A decorator wraps a function with reusable outer behavior. Use it when many functions need the same logic, such as logging, timing, retry, permission checks, or tracing.

What You Need

  • Python 3.10+
  • No external packages
  • Basic understanding of functions

Key Terms

  • Wrapper: the inner function that runs before and after the original function.
  • Cross-cutting logic: logic needed in many places but not part of the business task itself.
  • functools.wraps: keeps the original function name and metadata after decoration.
  • Decorator order: the top decorator runs first when the function is called.

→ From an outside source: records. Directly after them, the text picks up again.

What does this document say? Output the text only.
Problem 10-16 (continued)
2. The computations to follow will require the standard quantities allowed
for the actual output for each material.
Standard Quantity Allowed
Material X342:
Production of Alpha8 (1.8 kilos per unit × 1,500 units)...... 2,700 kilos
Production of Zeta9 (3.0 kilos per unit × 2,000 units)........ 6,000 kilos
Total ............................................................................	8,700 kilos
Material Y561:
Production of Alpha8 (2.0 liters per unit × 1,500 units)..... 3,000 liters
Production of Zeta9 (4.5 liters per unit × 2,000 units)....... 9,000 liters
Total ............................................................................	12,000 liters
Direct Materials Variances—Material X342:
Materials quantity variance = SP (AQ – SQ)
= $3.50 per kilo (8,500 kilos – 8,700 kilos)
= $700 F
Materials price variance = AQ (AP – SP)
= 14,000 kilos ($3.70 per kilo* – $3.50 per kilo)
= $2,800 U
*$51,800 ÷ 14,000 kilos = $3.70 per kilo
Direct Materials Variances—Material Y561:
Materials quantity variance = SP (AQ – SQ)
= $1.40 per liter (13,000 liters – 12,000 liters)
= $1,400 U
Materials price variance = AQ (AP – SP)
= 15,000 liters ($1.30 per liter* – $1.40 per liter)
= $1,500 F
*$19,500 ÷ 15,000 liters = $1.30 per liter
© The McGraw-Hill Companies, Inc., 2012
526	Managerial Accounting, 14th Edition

Run A Logging And Retry Decorator

Create decorator_demo.py:

from functools import wraps


def log_call(fn):
@wraps(fn)
def wrapper(*args, **kwargs):
print(f"[LOG] start {fn.__name__}")
result = fn(*args, **kwargs)
print(f"[LOG] end {fn.__name__}")
return result

return wrapper


def retry(max_retries=2):
def decorator(fn):
@wraps(fn)
def wrapper(*args, **kwargs):
last_error = None
for attempt in range(1, max_retries + 2):
try:
return fn(*args, **kwargs)
except RuntimeError as error:
last_error = error
print(f"[RETRY] attempt={attempt} error={error}")
raise last_error

return wrapper

return decorator


state = {"attempt": 0}


@log_call
@retry(max_retries=2)
def fetch_model_info(model_id):
state["attempt"] += 1
if state["attempt"] < 2:
raise RuntimeError("temporary network error")
return {"model_id": model_id, "status": "ready"}


print(fetch_model_info("demo-v1"))
print(fetch_model_info.__name__)

Run it:

python decorator_demo.py

Expected output:

[LOG] start fetch_model_info
[RETRY] attempt=1 error=temporary network error
[LOG] end fetch_model_info
{'model_id': 'demo-v1', 'status': 'ready'}
fetch_model_info

This shows three useful details: the business function stays short, retry behavior is centralized, and wraps preserves the function name.

Change The Order

Swap the decorators:

@retry(max_retries=2)
@log_call
def fetch_model_info(model_id):

Now logging runs inside each retry attempt. This is why decorator order matters in service code.

When To Use Decorators

Use decorators for:

  1. Logging and tracing
  2. Timing
  3. Retry around unstable I/O
  4. Permission checks
  5. Framework registration

Avoid decorators when the wrapper hides important business logic or when one function already has too many layers.

Common Mistakes

  • Forgetting @wraps, then logs and frameworks see every function as wrapper.
  • Retrying every exception, including validation or permission errors that should fail immediately.
  • Stacking many decorators until the execution order is hard to debug.

Practice

Add a require_role("admin") decorator before fetch_model_info. Make it raise PermissionError for non-admin users, and do not retry permission errors.